The film, written and directed by Leos Carax and also starring Edith Scob, Kylie Minogue and Eva Mendes, has Lavant as the mysterious Monsieur Oscar, a man who casually moves from one life to the next. When I say life, he literally turns/transforms (via makeup he applies himself) into another human being; a father, beggar, assassin, evil leprechaun. He’s driven around in a white limo while he gets his job details (who he is to transform into next) from something called, “The Agency.”
As Oscar transforms, so does the film. For each character, the film becomes something different. Evil leprechaun? Monster movie. Assassin? Crime thriller. We also get a musical and a romantic drama.
What we don’t get is an actual story, we get a series of vignettes. The film, which would have better as a short, is 100-minutes too long and halfway through the film, you are wondering where is it taking you? It’s like some films I was forced to watch in my college film class. The professor thinks it’s brilliant but you just think it’s a colossal waste of time.

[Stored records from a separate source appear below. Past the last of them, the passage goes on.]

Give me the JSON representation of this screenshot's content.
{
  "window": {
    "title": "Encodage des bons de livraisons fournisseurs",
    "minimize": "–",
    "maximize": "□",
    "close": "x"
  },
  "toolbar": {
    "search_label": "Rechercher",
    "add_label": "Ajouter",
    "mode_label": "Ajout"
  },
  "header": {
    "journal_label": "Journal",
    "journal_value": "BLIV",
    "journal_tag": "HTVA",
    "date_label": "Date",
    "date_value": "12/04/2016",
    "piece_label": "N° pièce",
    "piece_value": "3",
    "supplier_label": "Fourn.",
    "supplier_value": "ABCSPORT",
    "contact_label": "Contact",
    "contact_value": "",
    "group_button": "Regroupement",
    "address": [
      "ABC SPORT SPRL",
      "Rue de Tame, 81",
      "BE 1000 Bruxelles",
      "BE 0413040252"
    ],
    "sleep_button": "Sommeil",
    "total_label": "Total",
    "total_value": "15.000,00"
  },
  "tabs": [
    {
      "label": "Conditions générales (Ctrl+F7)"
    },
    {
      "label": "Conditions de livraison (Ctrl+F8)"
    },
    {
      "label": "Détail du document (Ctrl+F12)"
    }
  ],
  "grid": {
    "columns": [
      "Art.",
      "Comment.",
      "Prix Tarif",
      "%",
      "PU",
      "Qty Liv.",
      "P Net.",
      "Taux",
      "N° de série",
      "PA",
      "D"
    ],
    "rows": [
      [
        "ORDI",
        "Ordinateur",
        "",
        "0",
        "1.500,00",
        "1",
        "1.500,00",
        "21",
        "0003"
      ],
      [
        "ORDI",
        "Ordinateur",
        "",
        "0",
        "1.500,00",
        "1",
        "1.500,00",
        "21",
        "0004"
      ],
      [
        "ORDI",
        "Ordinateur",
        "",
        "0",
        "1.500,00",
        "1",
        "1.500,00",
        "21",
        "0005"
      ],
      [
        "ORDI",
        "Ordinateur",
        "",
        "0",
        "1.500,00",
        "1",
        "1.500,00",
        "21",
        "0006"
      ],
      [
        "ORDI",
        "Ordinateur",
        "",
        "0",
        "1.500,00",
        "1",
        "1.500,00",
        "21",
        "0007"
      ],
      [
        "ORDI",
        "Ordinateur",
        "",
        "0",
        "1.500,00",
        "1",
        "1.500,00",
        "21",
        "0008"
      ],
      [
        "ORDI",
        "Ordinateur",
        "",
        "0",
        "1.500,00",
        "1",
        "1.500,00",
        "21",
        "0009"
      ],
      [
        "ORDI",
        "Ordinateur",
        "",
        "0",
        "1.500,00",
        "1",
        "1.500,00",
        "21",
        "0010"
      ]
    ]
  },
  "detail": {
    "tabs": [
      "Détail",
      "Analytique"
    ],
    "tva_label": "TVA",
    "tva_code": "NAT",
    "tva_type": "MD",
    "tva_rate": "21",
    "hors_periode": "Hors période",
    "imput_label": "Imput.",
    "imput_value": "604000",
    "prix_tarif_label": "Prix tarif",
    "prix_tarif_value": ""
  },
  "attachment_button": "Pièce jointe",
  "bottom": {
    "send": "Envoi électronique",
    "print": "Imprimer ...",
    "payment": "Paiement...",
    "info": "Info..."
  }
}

You never really find out any solid answers as to why Oscar is doing what he’s doing. Is this a film about religion? Purgatory? Who is Oscar supposed to represent? Is he even supposed to represent someone or something? Am I reading too much into this? I don’t know but if you find out, please tell me.
This is one of those you-take-with-you-what-you-bring-in types of movies which is fine if you enjoy that. I need a narrative. I need a character with an arc, moving from point A to Point B, C, D.
All of that being said, Lavant is absolutely wonderful as Monsieur Oscar. For every character he plays, he is absolutely a different person and you wouldn’t recognize him in the least if you hadn’t been watching him apply his makeup in the roving limo. He literally transforms himself every ten minutes and watching him on-screen is the one saving grace to Holy Motors.